Chronic lung diseases affect a significant portion of the population, and the incidences of chronic obstructive pulmonary disease (COPD)/emphysema and idiopathic pulmonary fibrosis (IPF) are increasing. COPD is the fourth leading cause of death in the USA and the incidence of IPF has doubled over the past decade. Identification of novel transcripts and transcript isoforms (alternative splicing patterns) associated with these diseases may help us better understand their molecular pathogenesis, and identify both novel disease-specific biomarkers and therapeutic targets.
Materials and methods
Using lung tissue sections from the NHLBI Lung Tissue Research Consortium, we sequenced the mRNA (75 or 99 nt paired-end sequencing; Illumina GAIIx or HiSeq) from 145 lung tissue samples that were subsequently split into an initial training cohort of 89 samples and an independent filtering set of 56 samples. Genome-guided transcriptome reconstruction using Cufflinks was performed on the training and independent filtering set. A final conservatively filtered assembly was created by requiring complete overlap of all transcripts present for a gene in the two assemblies. Next, the algorithm MISO was used to quantify isoform proportions for known and novel transcripts found in each gene. These were modeled as a function of the disease state, isoform and the interaction between disease state and isoform to identify disease-associated differentially spliced genes.

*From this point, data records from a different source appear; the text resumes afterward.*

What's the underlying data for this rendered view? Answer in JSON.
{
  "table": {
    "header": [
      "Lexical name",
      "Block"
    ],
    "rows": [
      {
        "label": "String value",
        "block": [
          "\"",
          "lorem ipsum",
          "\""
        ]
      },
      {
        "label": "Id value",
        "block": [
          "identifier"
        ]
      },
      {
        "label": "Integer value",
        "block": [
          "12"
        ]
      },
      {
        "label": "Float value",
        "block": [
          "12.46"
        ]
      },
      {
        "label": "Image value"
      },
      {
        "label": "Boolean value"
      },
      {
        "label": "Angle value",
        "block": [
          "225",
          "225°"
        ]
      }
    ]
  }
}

The filtered transcriptome assembly (overlap set) is more similar to known genes (based on comparisons with Ensembl) than the initial training and independent filtering set. A set of 38 novel gene candidates were selected based on gene structure parameters computed from Ensembl annotation. Differential expression (DE) analysis was performed, and five of the candidate genes were DE in emphysema and eight in IPF (P<0.01) compared with control. Three of these candidate genes were DE in both diseases. Several examples of disease-associated differential splicing were also identified. These new disease-associated isoforms are being further investigated to identify their biological function and relevance to COPD and IPF.
RNA-Seq of a large number of lung tissue samples has allowed us to identify novel disease-associated genes and alternative splicing patterns that may contribute to our understanding of the pathogenesis of IPF and COPD.